本文已参与「新人创作礼」活动，一起开启掘金创作之路。

tensorflow图结点叫OP(operator)。OP是C++写的可以由使用者任意扩展的。扩展OP分两步，1是OP的声明，也就OP注册，使用REGISTER_OP来完成。2是OP的实现，叫op_kernel。KERNEL也需要注册，叫REGISTER_KERNEL_BUILDER。OP在实现时需要继承OpKernel类。

构图时只需要OP声明即可。运行时才需要查找并实例化Kernel。一个OP在不同的设备上可以有不同的实现。下面的例子是官网最简单的ZeroOut OP声明和Kernel的实现。实际上，声明和实现完全可以独立在不同的文件。OP注册在tensorflow之op_wyg_031113的博客-CSDN博客中进行了详细的分析。

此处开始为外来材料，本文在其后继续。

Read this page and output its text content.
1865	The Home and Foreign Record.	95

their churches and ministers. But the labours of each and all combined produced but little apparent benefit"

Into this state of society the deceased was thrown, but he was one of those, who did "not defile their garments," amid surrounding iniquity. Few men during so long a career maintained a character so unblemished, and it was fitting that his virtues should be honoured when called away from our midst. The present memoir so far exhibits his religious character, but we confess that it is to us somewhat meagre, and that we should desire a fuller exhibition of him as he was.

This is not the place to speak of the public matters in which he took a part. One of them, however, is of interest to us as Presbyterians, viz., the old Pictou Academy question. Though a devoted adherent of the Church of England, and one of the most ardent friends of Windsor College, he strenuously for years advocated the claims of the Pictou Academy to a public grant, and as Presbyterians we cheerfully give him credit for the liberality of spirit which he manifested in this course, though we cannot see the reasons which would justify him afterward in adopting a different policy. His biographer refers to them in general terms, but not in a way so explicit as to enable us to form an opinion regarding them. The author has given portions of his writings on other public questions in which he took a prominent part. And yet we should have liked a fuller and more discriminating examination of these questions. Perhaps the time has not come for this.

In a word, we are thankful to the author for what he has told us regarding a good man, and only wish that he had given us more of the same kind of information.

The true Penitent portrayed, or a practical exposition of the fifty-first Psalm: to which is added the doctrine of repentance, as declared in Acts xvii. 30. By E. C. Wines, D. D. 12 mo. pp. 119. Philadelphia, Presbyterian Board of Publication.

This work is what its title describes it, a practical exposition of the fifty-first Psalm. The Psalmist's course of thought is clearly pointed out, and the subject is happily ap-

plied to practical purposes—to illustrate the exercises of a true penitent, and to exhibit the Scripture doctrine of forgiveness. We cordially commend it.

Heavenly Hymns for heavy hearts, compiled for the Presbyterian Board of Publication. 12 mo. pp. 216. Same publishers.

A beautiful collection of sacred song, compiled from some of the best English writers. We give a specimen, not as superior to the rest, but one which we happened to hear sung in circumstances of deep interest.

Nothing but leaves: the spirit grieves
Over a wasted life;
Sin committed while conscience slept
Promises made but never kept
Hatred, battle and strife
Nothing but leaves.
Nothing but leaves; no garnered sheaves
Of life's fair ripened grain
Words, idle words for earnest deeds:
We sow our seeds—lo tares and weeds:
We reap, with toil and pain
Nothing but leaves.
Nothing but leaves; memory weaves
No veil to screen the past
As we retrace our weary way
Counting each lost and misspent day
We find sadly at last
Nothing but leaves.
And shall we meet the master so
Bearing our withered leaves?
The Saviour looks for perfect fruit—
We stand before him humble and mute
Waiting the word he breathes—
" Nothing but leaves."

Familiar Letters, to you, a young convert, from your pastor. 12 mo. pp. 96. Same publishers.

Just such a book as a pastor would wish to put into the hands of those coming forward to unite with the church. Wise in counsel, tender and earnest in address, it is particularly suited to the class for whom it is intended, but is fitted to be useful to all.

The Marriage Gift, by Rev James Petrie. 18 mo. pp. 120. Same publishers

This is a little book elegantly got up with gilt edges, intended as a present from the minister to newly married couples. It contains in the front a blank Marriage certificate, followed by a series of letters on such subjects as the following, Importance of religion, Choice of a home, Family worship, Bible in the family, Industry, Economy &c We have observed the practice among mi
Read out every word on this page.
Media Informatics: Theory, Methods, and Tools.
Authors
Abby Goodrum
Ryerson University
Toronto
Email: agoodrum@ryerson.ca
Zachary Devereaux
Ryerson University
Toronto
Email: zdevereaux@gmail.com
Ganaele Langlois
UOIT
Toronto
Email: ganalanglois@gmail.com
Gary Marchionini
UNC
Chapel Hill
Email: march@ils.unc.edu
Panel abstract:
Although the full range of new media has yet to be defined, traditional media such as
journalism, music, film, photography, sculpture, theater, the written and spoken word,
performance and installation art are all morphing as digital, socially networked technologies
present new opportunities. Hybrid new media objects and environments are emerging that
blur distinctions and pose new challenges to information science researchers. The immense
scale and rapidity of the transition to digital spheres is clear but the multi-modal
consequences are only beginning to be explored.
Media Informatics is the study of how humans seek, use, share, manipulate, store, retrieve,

本文则着重分析Kernel

Kernel是真正实现计算功能的。

#include "tensorflow/core/framework/op.h"
#include "tensorflow/core/framework/shape_inference.h"
#include "tensorflow/core/framework/op_kernel.h"
using namespace tensorflow;
//OP的声明
REGISTER_OP("ZeroOut")
    .Input("to_zero: int32")
    .Output("zeroed: int32")
    .SetShapeFn([](::tensorflow::shape_inference::InferenceContext* c) {
      c->set_output(0, c->input(0));
      return Status::OK();
    });

//OP实现
class ZeroOutOp : public OpKernel {
 public:
  explicit ZeroOutOp(OpKernelConstruction* context) : OpKernel(context) {}

  void Compute(OpKernelContext* context) override {
    // Grab the input tensor
    const Tensor& input_tensor = context->input(0);
    auto input = input_tensor.flat<int32>();

    // Create an output tensor
    Tensor* output_tensor = NULL;
    OP_REQUIRES_OK(context, context->allocate_output(0, input_tensor.shape(),
                                                     &output_tensor));
    auto output_flat = output_tensor->flat<int32>();

    // Set all but the first element of the output tensor to 0.
    const int N = input.size();
    for (int i = 1; i < N; i++) {
      output_flat(i) = 0;
    }

    // Preserve the first input value if possible.
    if (N > 0) output_flat(0) = input(0);
  }
};
//注册KERNEL
REGISTER_KERNEL_BUILDER(Name("ZeroOut").Device(DEVICE_CPU), ZeroOutOp);

Kernel接口

tensorflow/core/framework/op_kernel.h

同步计算 Compute方法

kernel计算可以是同步也可以是异步。Compute必须是线程安全。大多数是同步。
同步 kernel 绝不能用锁，条件变量等阻塞当前线程，试图在其他kernel里解锁。有
因为executor可能只有固定数量的线程，都阻塞就会死锁
如果真想加锁，如RecvOp, DequeueOp,必须继承OpKernel的子类AsyncOpKernel。
大多数情况下，AsyncOpKerenl应当使用cancellation机制：context->cancellation_manager()
op的输入输出都要通过参数OpKernelContext context来获得。返回状态也通过ctx->SetStatus()
同步计算中，context可以保证函数返回前直存在。

构造与析构
class OpKernel {
 public:
  //kernel不会在调度器中初始化，所以可以在子类中实现重逻辑
  explicit OpKernel(OpKernelConstruction* context);

  //允许延时OP. executor会使用OpKernelContext::inc_num_deferred_ops_function()` and
  // `OpKernelContext::dec_num_deferred_ops_function()` methods at run-time.
  OpKernel(OpKernelConstruction* context, bool is_deferred);
  //能请允许子类自定义NodeDef
  OpKernel(OpKernelConstruction* context, NodeDef&& custom_def,
           bool is_deferred);

  virtual ~OpKernel();
     
  //核心计算函数，子类重写它来实现自己的功能
  virtual void Compute(OpKernelContext* context) = 0;
  virtual AsyncOpKernel* AsAsync() { return nullptr; }
  virtual bool IsExpensive() { return expensive_; }
  virtual const Tensor* const_tensor() const { return nullptr; }
  // Accessors. 能返回结点定义，结点名字，
  const NodeDef& def() const { return props_->node_def; }
  const std::string& name() const { return props_->node_def.name(); }
};

异步计算：AsyncOpKernel

异步也就是computeAsync要立即返回。当然tensorflow会一直保持context存在，直到done被调用。一但done被调用，不应当再使用context。否则会core。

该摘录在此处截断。